In what you are referring to as case 2, the X server is on Linux. Case 2 is macOS running as an X client, not as an X server. In most (but not all) cases, the X server is running local to the display.
When you direct your local X connections to another X Window Server host through ssh, the preferred outcome is either some obscure X error usually involving authentication or X cookies, or an app display on the specified target X Window Server system.
If you use ssh -Y or ssh -Y or ssh -X -Y to connect into a host, the X apps on that host are then redirected through that path, as the target system gets the session’s default X display redirected and the ports forwarded back to the host originating the ssh connection.
If you ssh -X or ssh -Y or ssh -X -Y from Linux to macOS, then the displays of the X apps—and only the X apps—should be port-forwarded and redirected back to Linux and the X Window Server here. And in this case, the ssh session does not have access to the GUI, as you’re not logged into the macOS GUI. And as the Mac GUI is not X, you won’t see that anywhere else anyway.

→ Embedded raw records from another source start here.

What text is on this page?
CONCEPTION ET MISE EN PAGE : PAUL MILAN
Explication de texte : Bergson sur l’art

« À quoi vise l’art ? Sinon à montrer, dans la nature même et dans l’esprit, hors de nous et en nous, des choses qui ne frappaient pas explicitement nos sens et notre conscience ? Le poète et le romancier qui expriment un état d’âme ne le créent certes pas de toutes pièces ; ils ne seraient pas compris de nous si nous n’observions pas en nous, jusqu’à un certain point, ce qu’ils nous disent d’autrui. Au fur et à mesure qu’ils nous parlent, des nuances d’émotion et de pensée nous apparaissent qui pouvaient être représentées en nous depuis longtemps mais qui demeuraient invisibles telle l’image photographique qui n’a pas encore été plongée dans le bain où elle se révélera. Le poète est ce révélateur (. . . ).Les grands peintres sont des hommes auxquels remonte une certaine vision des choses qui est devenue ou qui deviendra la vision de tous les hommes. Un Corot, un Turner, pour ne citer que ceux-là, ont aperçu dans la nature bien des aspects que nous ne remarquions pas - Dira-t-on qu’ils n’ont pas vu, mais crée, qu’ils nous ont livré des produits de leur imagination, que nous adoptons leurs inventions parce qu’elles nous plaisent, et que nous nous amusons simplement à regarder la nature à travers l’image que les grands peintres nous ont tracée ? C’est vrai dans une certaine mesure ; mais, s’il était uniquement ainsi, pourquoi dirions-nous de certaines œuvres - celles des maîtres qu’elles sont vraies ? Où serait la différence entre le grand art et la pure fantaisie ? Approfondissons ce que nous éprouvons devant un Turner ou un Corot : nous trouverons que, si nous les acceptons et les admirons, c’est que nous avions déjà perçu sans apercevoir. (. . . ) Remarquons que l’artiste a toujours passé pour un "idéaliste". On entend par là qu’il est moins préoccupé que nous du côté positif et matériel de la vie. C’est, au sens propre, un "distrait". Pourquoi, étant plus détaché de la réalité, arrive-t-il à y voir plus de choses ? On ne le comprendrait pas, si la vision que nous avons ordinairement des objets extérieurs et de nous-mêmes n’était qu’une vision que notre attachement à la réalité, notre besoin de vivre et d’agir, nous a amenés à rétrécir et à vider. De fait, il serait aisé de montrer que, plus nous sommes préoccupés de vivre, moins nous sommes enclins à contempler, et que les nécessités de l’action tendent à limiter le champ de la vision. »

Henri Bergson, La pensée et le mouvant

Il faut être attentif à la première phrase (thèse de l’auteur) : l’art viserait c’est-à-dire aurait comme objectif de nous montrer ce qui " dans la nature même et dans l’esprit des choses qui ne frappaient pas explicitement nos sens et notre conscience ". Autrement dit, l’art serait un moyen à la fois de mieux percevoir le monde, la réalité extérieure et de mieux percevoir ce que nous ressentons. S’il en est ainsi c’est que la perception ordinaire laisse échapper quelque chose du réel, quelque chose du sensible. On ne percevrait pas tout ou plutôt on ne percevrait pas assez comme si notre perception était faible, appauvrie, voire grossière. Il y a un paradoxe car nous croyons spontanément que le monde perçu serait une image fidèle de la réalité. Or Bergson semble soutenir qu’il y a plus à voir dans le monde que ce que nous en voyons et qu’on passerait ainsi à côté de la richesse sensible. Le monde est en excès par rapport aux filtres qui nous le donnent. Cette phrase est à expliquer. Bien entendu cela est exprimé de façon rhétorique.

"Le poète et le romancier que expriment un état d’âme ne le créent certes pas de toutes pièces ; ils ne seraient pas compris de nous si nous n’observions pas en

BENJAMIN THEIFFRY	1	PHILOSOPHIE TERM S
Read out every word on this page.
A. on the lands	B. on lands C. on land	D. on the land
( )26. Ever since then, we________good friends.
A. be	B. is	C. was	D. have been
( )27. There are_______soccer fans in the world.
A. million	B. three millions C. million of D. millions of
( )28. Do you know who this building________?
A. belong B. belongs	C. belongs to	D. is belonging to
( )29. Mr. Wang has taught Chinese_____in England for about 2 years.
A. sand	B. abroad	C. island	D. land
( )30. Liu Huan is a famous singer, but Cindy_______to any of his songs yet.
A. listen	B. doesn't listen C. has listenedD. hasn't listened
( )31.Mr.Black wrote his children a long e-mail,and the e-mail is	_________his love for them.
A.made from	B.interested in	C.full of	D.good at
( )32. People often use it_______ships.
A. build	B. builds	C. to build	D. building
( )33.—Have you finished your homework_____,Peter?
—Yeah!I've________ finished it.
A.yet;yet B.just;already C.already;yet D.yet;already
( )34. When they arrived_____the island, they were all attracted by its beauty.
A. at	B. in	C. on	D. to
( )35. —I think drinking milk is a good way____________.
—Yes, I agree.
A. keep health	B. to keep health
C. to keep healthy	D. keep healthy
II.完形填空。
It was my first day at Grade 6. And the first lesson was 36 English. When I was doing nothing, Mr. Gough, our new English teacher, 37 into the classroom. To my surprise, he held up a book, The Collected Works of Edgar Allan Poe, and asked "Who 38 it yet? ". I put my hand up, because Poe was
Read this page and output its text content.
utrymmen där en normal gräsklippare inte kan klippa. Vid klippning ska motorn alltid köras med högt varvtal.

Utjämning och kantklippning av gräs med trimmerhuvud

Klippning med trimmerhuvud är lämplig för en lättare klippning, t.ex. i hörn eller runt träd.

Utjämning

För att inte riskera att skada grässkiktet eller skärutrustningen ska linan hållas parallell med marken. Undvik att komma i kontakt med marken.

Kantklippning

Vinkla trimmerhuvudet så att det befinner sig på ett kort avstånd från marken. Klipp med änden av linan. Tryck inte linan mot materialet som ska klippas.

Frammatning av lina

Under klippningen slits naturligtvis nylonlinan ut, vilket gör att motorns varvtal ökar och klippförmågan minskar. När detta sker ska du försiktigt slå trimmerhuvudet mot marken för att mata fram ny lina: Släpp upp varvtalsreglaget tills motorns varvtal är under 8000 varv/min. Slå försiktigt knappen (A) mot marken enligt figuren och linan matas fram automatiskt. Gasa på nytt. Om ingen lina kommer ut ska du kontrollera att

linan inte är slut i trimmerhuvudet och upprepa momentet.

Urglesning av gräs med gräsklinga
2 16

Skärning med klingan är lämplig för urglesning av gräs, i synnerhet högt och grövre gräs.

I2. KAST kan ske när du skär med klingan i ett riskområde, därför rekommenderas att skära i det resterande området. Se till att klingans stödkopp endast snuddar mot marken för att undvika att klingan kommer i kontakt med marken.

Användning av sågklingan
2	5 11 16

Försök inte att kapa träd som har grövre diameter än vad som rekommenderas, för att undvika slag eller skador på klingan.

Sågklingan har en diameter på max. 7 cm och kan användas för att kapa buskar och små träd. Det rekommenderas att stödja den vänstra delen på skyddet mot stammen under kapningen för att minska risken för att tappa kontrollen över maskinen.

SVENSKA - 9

So your issue here is that some X app launched in an ssh background session (and not an X app launched in the GUI!) on a macOS system running XQuartz is displayed locally on macOS, and is not port-forwarded to Linux? That sounds like a bug, and maybe a minor security bug, as I’d not expect an ssh session to be able to reach the GUI, which implies XQuartz is allowing that background login access to the GUI.
Open a ticket on github: https://www.xquartz.org/Bug-Reporting.html
And again, this has nothing to do with macOS Server product, this is all about Mac client, and XQuartz.